Album Review: Sun Kil Moon – Benji (2014)

Ex-Red House Painter Mark Kozelek is someone who knows how to spin a good yarn. On Benji, his sixth album under the Sun Kil Moon banner, Kozelek spins aplenty, and the album is very much an exercise in old school style storytelling.

Benji is personal, intimate, and tragic; all stuff that – when done well – can touch the soul quite unlike anything else. And Kozelek does it very well here. So much of Benji’s beauty lies in its simplicity.

Adopting for the most part a basic man-guitar-songbook template, Benji is chock full of tales and anecdotes about life, love, and death, and it’s fair to say there’s also a great deal of human tragedy to be found across its hour-long duration.
As with past work, Kozelek continually comes up with unusual angles and odd lyrical frameworks to work with – see mass murder, mercy killing, fire, rock’n’roll, childhood, loving, and fucking … just for starters.

But it’s the devil-in-the-detail intimacy that ultimately makes Benji something special.

The album opens with 'Carissa', a song about trying to make sense of the seemingly mysterious fire-related death of a second cousin. It feels like a cathartic quest for some kind of closure through words and music, and as an opening track it works a little bit like a statement of intent.

The death theme is explored further on 'Truck Driver'; another fire, another lost relative … yep, it seems there’s been an awful lot of bizarre stuff going on Kozelek’s wider world.

But there’s quiet reflection and melancholy too – 'I Watched The Film The Song Remains The Same' checks in at over ten minutes, which is probably a little bit too long, but it’s an extended tale about growing up, getting older, and moving on. It’s also about the notion that whatever happens, as life changes, we stay fundamentally the same people on the inside – there’s a point where Kozelek sings about how certain music of Led Zeppelin makes the same impact on him now as it did way back when he first heard it. So it’s also about how music can stand as a marker over time, for memory and reflection and it is something I could strongly relate to.

There’s a first sexual encounter on 'Dogs', and subject matter like perceptions of beauty and acceptance of “difference” are explored on 'Micheline', one of the albums highlights.

Song titles like 'I Can’t Live Without My Mother’s Love' and 'I Love My Dad' are self-explanatory, yet no less heartfelt or haunting for their obviousness. Kozelek’s vocal seems to find a slightly softer lilt when singing about matters closest to the heart.
'Pray For Newtown' is pretty close to being the pick of a pretty decent batch; it’s mostly about the mass shooting at Sandy Hook Elementary School in December of 2012, where 26 people died (naturally!). It’s an intense four minute lament, utterly compelling, despite its gruesome subject matter … or rather, perhaps because of it. Referencing several other instances of mass murder in the song, Kozelek has us reflecting on our own good fortune, placement, or luck … call it what you will.
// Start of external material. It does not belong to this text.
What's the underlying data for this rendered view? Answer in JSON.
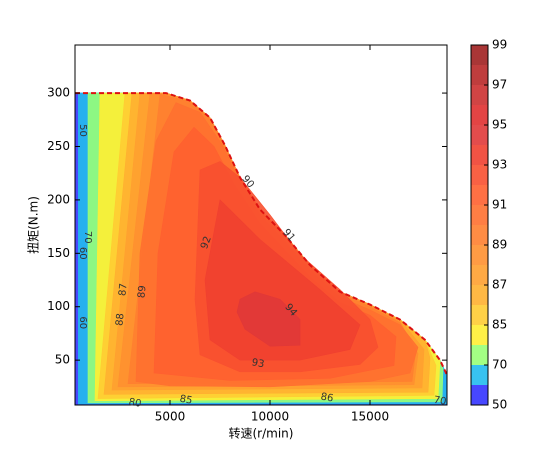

We’re asked to spare a little change in the form of some empathy for the victims of the horror, and for the families left behind.

The death theme continues (surprise!) with 'Richard Ramirez Died Today Of Natural Causes'; Ramirez being a killer dubbed “the nightstalker” during a reign of terror in Southern California, and the haunting delay/echo FX used on the vocal add a slightly spooky edge to this track, as Kozelek somehow manages to summon bite-sized portions of the evil and darkness that surrounded Ramirez himself.

Musically, this is a fairly sparse and stripped back affair, mostly acoustic guitar-based, with the odd subtle layer of additional instrumentation popping up here and there. It’s only when we get to the closer 'Ben’s My Friend' (about fellow muso Ben Gibbard) that there’s any real hint of Kozelek seeking out a fuller sound – with additional bass and horns/sax – but even at that, the closing track feels a little at odds with the rest of the material, and I’m not sure it works so well.

That’s a minor quibble, and if I also have a few small issues surrounding arrangement and production, the true measure of Benji’s worth is in the words and in the storytelling. And in the album’s ability to touch and move as you journey across its eleven tracks.

Despite some of the dark subject matter, there’s something distinctly life affirming and refreshing about this album, and Benji is so close to perfect it might just be a very early contender for album of the year. Let’s wait and see.